In the report, WARC Media predicts that global advertising spend will double its growth in 2024 with spend expected to top $1 trillion for the first time ever. Key to this growth is the adoption of artificial intelligence (AI). However, the growth of AI raises challenging questions about media quality and the future of advertising on the open internet. With concerns around media quality affecting all aspects of media planning and buying, The Future of Media 2024 report takes a look at platform power in the era of AI, the current state of linear TV, the future of attention measurement, and the growth of in-game advertising.

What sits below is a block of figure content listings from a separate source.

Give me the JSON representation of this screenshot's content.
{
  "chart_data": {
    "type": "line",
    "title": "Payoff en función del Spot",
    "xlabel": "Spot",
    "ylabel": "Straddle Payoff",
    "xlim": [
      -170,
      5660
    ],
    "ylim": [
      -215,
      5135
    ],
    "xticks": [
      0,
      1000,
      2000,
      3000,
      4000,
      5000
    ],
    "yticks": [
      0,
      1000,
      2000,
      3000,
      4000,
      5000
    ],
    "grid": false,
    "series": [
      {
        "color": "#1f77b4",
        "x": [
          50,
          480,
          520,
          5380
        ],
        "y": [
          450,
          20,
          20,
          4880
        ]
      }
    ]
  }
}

Paul Stringer, managing editor, research & insights, WARC, said: “As marketing budgets rebound in 2024, uncertainty swirls around where best to direct investments in media, the role of AI in planning, and how to assess media quality. And as politics temporarily engulf culture with impending elections in several major economies, and the threat of low-quality AI-generated content looms large, media environments that can offer suitable guarantees around brand safety will take on extra value.”
Some of the key trends outlined in The Future of Media 2024 include AI-based advertising solutions. While this has generated a fair deal of excitement among advertisers, these trends have also prompted fresh concerns about advertising transparency and increased speculation about the future of advertising on the open web. For agencies and brands, transparency should be prioritised when working with AI-based tools, AI-generated content is a threat to media quality and brand safety, and brands should take steps to protect their investments in open web advertising.

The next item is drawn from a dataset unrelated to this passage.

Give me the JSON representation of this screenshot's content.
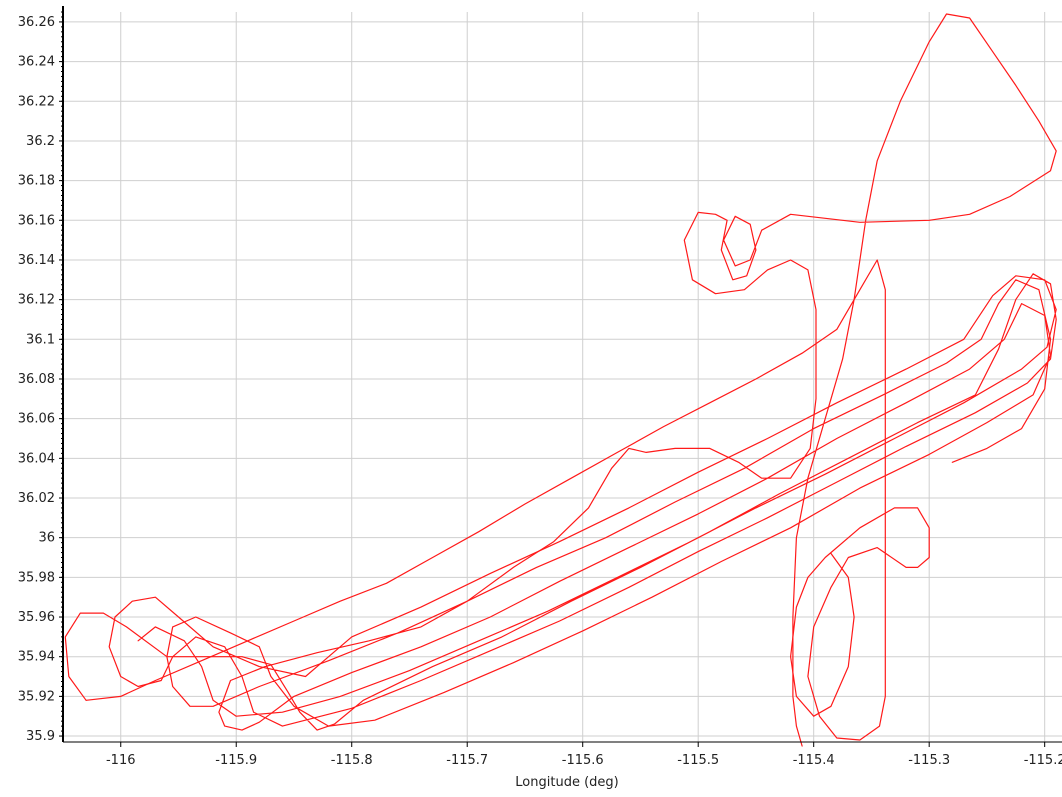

Furthermore, an increasing number of brands and agencies are embracing attention measurement as a means of assessing creative and media quality in 2024. However, a lack of common standards and substantial evidence are two potential barriers to attention measurement achieving widespread adoption and legitimacy.
A common criticism of attention measurement is that it is strongly biased towards visual media. The top tools used across all companies are eye tracking (50%), survey-based ad recall (46%), tuning duration/dwell time (42%) and facial coding (42%). The need to understand how attention works across different media channels and formats is resulting in more research and the building of new models of media quality. Brands and agencies should scrutinise vendor tools and methods, conduct their own experiments into attention to determine its value to their advertising, and prove the business effects of attention.